Many modern data compression techniques are based on the pioneering works of A. Lempel and J. Ziv. often referred to as LZ methods. Two such methods are disclosed in Ziv J., Lempel A., A Universal Algorithm for Sequential Data Compression, IEEE Trans. on Inf. Th. IT-23 (1977) 337-343 (hereinafter "LZ77"), and Ziv J., Lempel A., Compression of Individual Sequences via Variable Rate Coding, IEEE Trans. on Inf. Th. IT-24 (1978) 530-536 (hereinafter "LZ78"). The innovation of LZ77 and LZ78, which are both dictionary-based, is that they build the dictionary adaptively while scanning the text, by using fragments of the text itself.
In the LZ77 method the dictionary is, in fact, the previously scanned text, rather than a separately stored dictionary, thereby obviating the need to store an explicit dictionary for this case. A pointer is used which is of the form (d,l), where d is the offset (i.e., the number of characters from the current location to the previous occurrence of the substring starting at the current location), and l is the length of the matching substring.
LZ78 forms the basis of the LZW method described in Welch T. A., High Speed Data Compression and Decompression Apparatus and Method, U.S. Pat. No. 4,558,302, Dec. 10, 1985. In the LZW method each of the strings in the dictionary is obtained from one of the earlier elements by appending a new character to its right, such that the extended string matches the string currently processed.
A common difficulty of the various dictionary-based methods involves the efficient location of previous occurrences of substrings in the text. The method of backwardly scanning the entire text for each character to be processed is normally unacceptably slow.
Many schemes for more efficiently locating substrings have been suggested. These include the use of binary trees, as in Bell T. C., Better OPM/L Text Compression, IEEE Trans on Communications, COM-34 (December 1986) 1176-1182; the use of hashing, as in Brent R. P., A Linear Algorithm for Data Compression, The Australian Computer Journal 19 (1987) 64-68, and Gibson & Graybill, Apparatus and Method for Very High Data Rate-Compression Incorporating Lossless Data Compression and Expansion Utilizing a Hashing Technique, U.S. Pat. No. No. 5,049,881, Sep. 17, 1991; and the use of Patricia trees, as in Fiala & Greene, Textual Substitution Data Compression with Finite Length Search Windows, U.S. Pat. No. No. 4,906,991, Mar. 6, 1990.

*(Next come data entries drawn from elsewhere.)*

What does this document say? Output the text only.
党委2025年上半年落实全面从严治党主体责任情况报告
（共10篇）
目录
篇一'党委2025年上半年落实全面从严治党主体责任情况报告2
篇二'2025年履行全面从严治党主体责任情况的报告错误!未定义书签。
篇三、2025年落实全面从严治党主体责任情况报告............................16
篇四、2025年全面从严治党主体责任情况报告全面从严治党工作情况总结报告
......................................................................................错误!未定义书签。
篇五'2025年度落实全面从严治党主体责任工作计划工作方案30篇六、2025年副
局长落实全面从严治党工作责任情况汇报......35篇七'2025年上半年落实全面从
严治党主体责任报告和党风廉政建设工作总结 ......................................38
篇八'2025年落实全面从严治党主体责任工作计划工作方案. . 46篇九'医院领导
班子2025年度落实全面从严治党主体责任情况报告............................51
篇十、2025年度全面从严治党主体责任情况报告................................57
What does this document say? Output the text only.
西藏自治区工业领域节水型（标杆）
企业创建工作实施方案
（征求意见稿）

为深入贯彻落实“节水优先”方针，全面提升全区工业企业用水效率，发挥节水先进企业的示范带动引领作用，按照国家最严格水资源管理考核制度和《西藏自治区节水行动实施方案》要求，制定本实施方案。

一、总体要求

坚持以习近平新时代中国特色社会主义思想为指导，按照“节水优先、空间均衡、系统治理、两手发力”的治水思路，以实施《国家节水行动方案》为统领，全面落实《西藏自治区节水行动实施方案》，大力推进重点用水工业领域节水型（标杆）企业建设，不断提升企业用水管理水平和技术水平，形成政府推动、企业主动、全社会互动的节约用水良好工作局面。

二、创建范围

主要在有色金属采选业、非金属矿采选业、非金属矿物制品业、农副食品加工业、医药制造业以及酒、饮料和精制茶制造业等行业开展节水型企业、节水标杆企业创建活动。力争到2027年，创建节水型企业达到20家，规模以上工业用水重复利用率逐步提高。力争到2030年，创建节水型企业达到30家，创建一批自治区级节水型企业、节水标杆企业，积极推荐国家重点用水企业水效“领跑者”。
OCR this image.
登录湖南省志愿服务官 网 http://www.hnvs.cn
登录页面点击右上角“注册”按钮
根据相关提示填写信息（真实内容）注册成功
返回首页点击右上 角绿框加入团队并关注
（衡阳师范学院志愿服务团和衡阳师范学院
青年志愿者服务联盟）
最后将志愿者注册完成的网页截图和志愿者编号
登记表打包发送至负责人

The question of how to parse the original text into a sequence of substrings is a problem which is common to all dictionary-based compression methods. Generally, the parsing is done by a "greedy" method, i.e., a method which, at each stage, seeks the longest matching element from the dictionary. While greedy methods have the advantage of speed, they do not always yield optimal parsing.
Because the elements of the dictionary are often overlapping (which is particularly true of LZ77 variants where the text, which also serves as the dictionary, consists of numerous overlapping fragments), a different way of parsing may, under some circumstances yield better compression. For example, assume that the dictionary, D, consists of the strings {abc, ab, cdef, de, f} and that the text, T, is `abcdef`; assume further that the elements of D are encoded by some fixed-length code, which means that, log.sub.2 (.vertline.D.vertline.) bits are needed to refer to any of the elements of D, where .vertline.D.vertline. denotes the number of elements in D. Then, parsing T using a greedy method, which tries always to match the longest available string, yields abc-de-f, which requires three codewords, whereas a better partition would have been ab-cdef, which requires only two codewords.
There is thus a widely recognized need for, and it would be highly advantageous to have, a dictionary-based data compression technique capable of optimally parsing a text in a manner which is not prohibitively slow.